801 Restaurant & Bar: The neon sign says Good Vibes Only, and that’s exactly what you’ll find on the rooftop bar of this soon-to-be ultimate happy hour spot. After a round of drinks, head into the brightly lit dining area for pan-seared cauliflower served on a bed of vibrant sweet potato purėe or classic steak frites.
Prohibition Creamery: An even subtler way to drink than sipping from a flask? Boozy ice cream—and in flavors like signature bourbon and tiramisu, as well as a pineapple tequila sorbet. Those who take an 18th Amendment approach to their dessert can enjoy booze-free options, like dark chocolate sorbet and salted caramel.
Toss: East Coast meets Lone Star in the best form possible here—pizza. Specifically, thin-crust pies topped with smoked brisket, onions and pickles. There are also dreamy apps, like stuffed pretzels and loaded potato chips, plus enough margaritas to quench your thirst for days.
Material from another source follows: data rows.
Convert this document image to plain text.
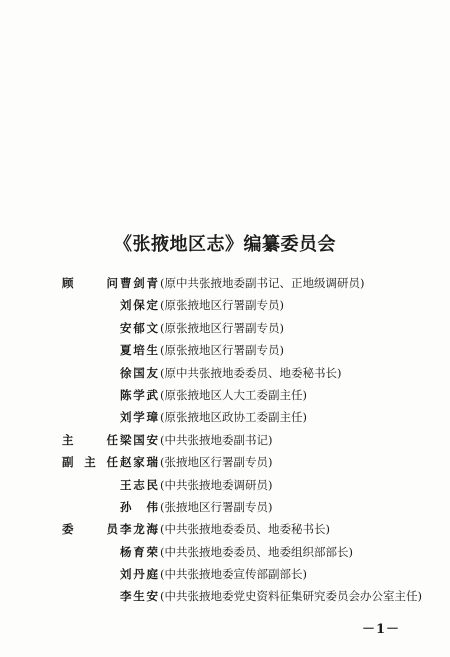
《张掖地区志》编纂委员会
顾	问 曹 剑 青 (原中共张掖地委副书记、正地级调研员)
刘 保 定 (原张掖地区行署副专员)
安 郁 文 (原张掖地区行署副专员)
夏 培 生 (原张掖地区行署副专员)
徐 国 友 (原中共张掖地委委员、地委秘书长)
陈 学 武 (原张掖地区人大工委副主任)
刘 学 璋 (原张掖地区政协工委副主任)
主	任 梁 国 安 (中共张掖地委副书记)
副 主 任 赵 家 瑞 (张掖地区行署副专员)
王 志 民 (中共张掖地委调研员)
孙 伟 (张掖地区行署副专员)
委	员 李 龙 海 (中共张掖地委委员、地委秘书长)
杨 育 荣 (中共张掖地委委员、地委组织部部长)
刘 丹 庭 (中共张掖地委宣传部副部长)
李 生 安 (中共张掖地委党史资料征集研究委员会办公室主任)
－1－
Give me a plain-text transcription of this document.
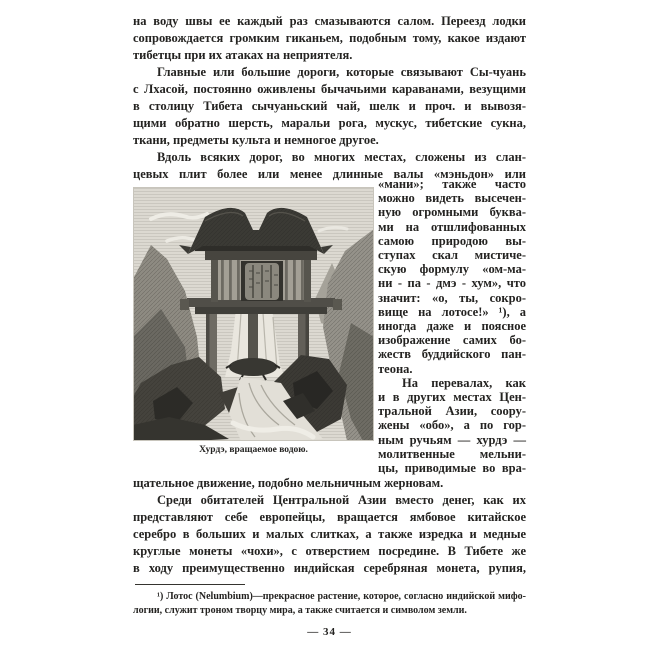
на воду швы ее каждый раз смазываются салом. Переезд лодки
сопровождается громким гиканьем, подобным тому, какое издают
тибетцы при их атаках на неприятеля.
Главные или большие дороги, которые связывают Сы-чуань
с Лхасой, постоянно оживлены бычачьими караванами, везущими
в столицу Тибета сычуаньский чай, шелк и проч. и вывозя-
щими обратно шерсть, маральи рога, мускус, тибетские сукна,
ткани, предметы культа и немногое другое.
Вдоль всяких дорог, во многих местах, сложены из слан-
цевых плит более или менее длинные валы «мэньдон» или
Хурдэ, вращаемое водою.
«мани»; также часто
можно видеть высечен-
ную огромными буква-
ми на отшлифованных
самою природою вы-
ступах скал мистиче-
скую формулу «ом-ма-
ни - па - дмэ - хум», что
значит: «о, ты, сокро-
вище на лотосе!» ¹), а
иногда даже и поясное
изображение самих бо-
жеств буддийского пан-
теона.
На перевалах, как
и в других местах Цен-
тральной Азии, соору-
жены «обо», а по гор-
ным ручьям — хурдэ —
молитвенные мельни-
цы, приводимые во вра-
щательное движение, подобно мельничным жерновам.
Среди обитателей Центральной Азии вместо денег, как их
представляют себе европейцы, вращается ямбовое китайское
серебро в больших и малых слитках, а также изредка и медные
круглые монеты «чохи», с отверстием посредине. В Тибете же
в ходу преимущественно индийская серебряная монета, рупия,
¹) Лотос (Nelumbium)—прекрасное растение, которое, согласно индийской мифо-
логии, служит троном творцу мира, а также считается и символом земли.
— 34 —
Snooze, an A.M. Eatery: Anyone who’s ever asked for a brunch rec in Denver knows how much Colorado residents love this morning chain. And it’s clear why: A place that offers a pancake flight (including the famous pineapple upside-down flavor) is the place to be. With locations in California, Austin and Arizona, this is the first for Houston.
Rusted Crow: The distiller by the same now has a restaurant that channels modern steampunk like no other. To eat, there’s a pico burger with fried avocado, Flamin’ Hot Cheetos and queso fresco, and a mac ‘n cheese burger, plus a couple of veggie options, including a Brussels sprout salad. Since this is a distillery after all, there are, of course, cocktails.
Bulla Gastrobar: Find the second location of this tapas joint in Doral, where the cured meats and cheese flow as freely as the wine. There’s also a whole section of the menu devoted to eggs: Don’t stop at tortilla español and ham croquettes, though, because brandy-infused brioche French toast is waiting for you on the dessert menu.
All Day: The light-up sign behind this coffee bar, which has the biggest La Marzocco Strada espresso machine in the world, ensures you know right away that any of the 10 coffee menu items are not to be missed. Pair your drink with a runny egg sandwich or sweet riffs on Hostess cupcakes and Twix bars. You’ll never want to leave.